Bu okuruma yürekten teşekkür ediyorum çünkü bize çok değerli bilgiler verdi. Hemen bu ipuçlarını araştırmaya başlıyorum, bakalım bu iki olası gömü yeri hakkında neler öğreneceğiz. Derhal Lisili bir Kıbrıslırum arkadaşımı arıyorum, Kiracıköy’den (Atienu) ahbapları var – ondan Aya-Meluşa arasındaki okurumun sözünü ettiği mevzinin yerinin tam olarak nerede olduğunu öğrenmesini istiyorum. Hemen Kiracıköy’e gidiyor ve mevziyi kazan şahsı bularak harita üstünde çalışıyorlar, bana bu mevzinin koordinatlarını gönderiyor, ben de bu koordinatları Kayıplar Komitesi’nin Kıbrıslıtürk ve Kıbrıslırum yetkilileriyle paylaşıyorum. Bu mevzinin kimin tarlasının içerisinde, kimin tarlasının yanında bulunduğu hakkında Kıbrıslırum okurumun edindiği bilgileri de Kayıplar Komitesi yetkililerine aktarıyorum.

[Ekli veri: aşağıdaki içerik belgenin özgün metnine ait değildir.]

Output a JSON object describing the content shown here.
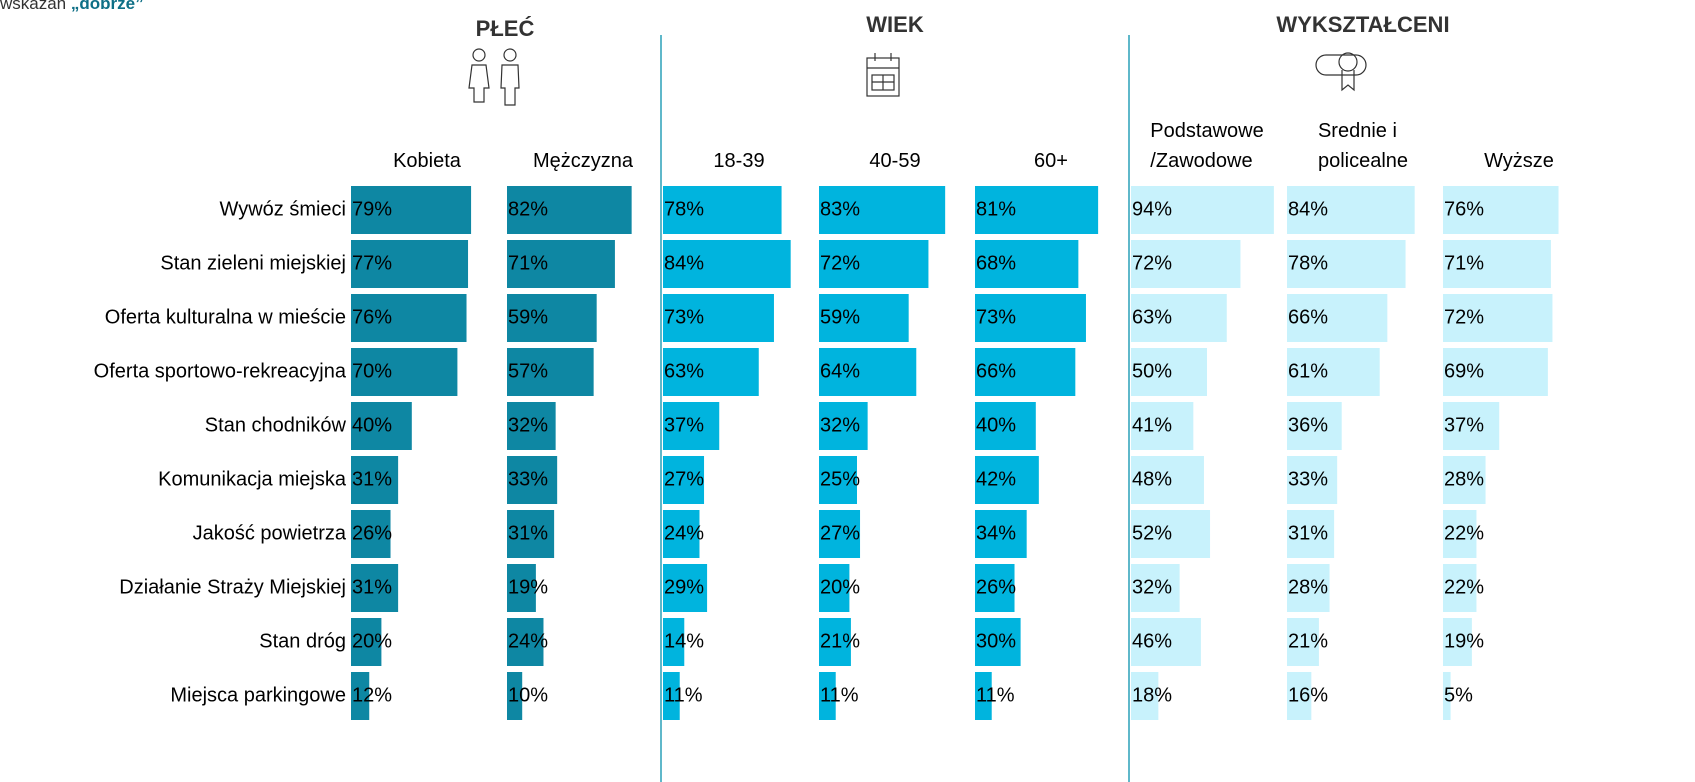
{
  "chart_data": {
    "type": "bar",
    "subtitle": {
      "text": "wskazań",
      "emphasis": "„dobrze”"
    },
    "categories": [
      "Wywóz śmieci",
      "Stan zieleni miejskiej",
      "Oferta kulturalna w mieście",
      "Oferta sportowo-rekreacyjna",
      "Stan chodników",
      "Komunikacja miejska",
      "Jakość powietrza",
      "Działanie Straży Miejskiej",
      "Stan dróg",
      "Miejsca parkingowe"
    ],
    "groups": [
      {
        "title": "PŁEĆ",
        "color": "#0e87a3",
        "series": [
          {
            "name": "Kobieta",
            "values": [
              79,
              77,
              76,
              70,
              40,
              31,
              26,
              31,
              20,
              12
            ],
            "value_labels": [
              "79%",
              "77%",
              "76%",
              "70%",
              "40%",
              "31%",
              "26%",
              "31%",
              "20%",
              "12%"
            ]
          },
          {
            "name": "Mężczyzna",
            "values": [
              82,
              71,
              59,
              57,
              32,
              33,
              31,
              19,
              24,
              10
            ],
            "value_labels": [
              "82%",
              "71%",
              "59%",
              "57%",
              "32%",
              "33%",
              "31%",
              "19%",
              "24%",
              "10%"
            ]
          }
        ]
      },
      {
        "title": "WIEK",
        "color": "#00b4de",
        "series": [
          {
            "name": "18-39",
            "values": [
              78,
              84,
              73,
              63,
              37,
              27,
              24,
              29,
              14,
              11
            ],
            "value_labels": [
              "78%",
              "84%",
              "73%",
              "63%",
              "37%",
              "27%",
              "24%",
              "29%",
              "14%",
              "11%"
            ]
          },
          {
            "name": "40-59",
            "values": [
              83,
              72,
              59,
              64,
              32,
              25,
              27,
              20,
              21,
              11
            ],
            "value_labels": [
              "83%",
              "72%",
              "59%",
              "64%",
              "32%",
              "25%",
              "27%",
              "20%",
              "21%",
              "11%"
            ]
          },
          {
            "name": "60+",
            "values": [
              81,
              68,
              73,
              66,
              40,
              42,
              34,
              26,
              30,
              11
            ],
            "value_labels": [
              "81%",
              "68%",
              "73%",
              "66%",
              "40%",
              "42%",
              "34%",
              "26%",
              "30%",
              "11%"
            ]
          }
        ]
      },
      {
        "title": "WYKSZTAŁCENI",
        "color": "#c8f2fc",
        "series": [
          {
            "name": "Podstawowe\n/Zawodowe",
            "values": [
              94,
              72,
              63,
              50,
              41,
              48,
              52,
              32,
              46,
              18
            ],
            "value_labels": [
              "94%",
              "72%",
              "63%",
              "50%",
              "41%",
              "48%",
              "52%",
              "32%",
              "46%",
              "18%"
            ]
          },
          {
            "name": "Srednie i\npolicealne",
            "values": [
              84,
              78,
              66,
              61,
              36,
              33,
              31,
              28,
              21,
              16
            ],
            "value_labels": [
              "84%",
              "78%",
              "66%",
              "61%",
              "36%",
              "33%",
              "31%",
              "28%",
              "21%",
              "16%"
            ]
          },
          {
            "name": "Wyższe",
            "values": [
              76,
              71,
              72,
              69,
              37,
              28,
              22,
              22,
              19,
              5
            ],
            "value_labels": [
              "76%",
              "71%",
              "72%",
              "69%",
              "37%",
              "28%",
              "22%",
              "22%",
              "19%",
              "5%"
            ]
          }
        ]
      }
    ]
  }
}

2 Ağustos 2013 Cuma günü de Kayıplar Komitesi’nin Kıbrıslıtürk üye yardımcısı Murat Soysal, Kıbrıslırum üye yardımcısı Ksenofon Kallis ve Kazılar Koordinatörü Okan Oktay’la birlikte bölgeye gidiyoruz. Bu iki olası gömü yerini aktaran okurumu, bölgeden bir başka okurumla birlikte alıp bu iki yere gidiyoruz. Okurlarımla birlikte bu iki olası gömü yeri hakkında bilgi toplamak için araştırmalarımızı sürdüreceğiz ve öğrendiklerimizi gönüllü olarak Kayıplar Komitesi yetkilileriyle paylaşacağız.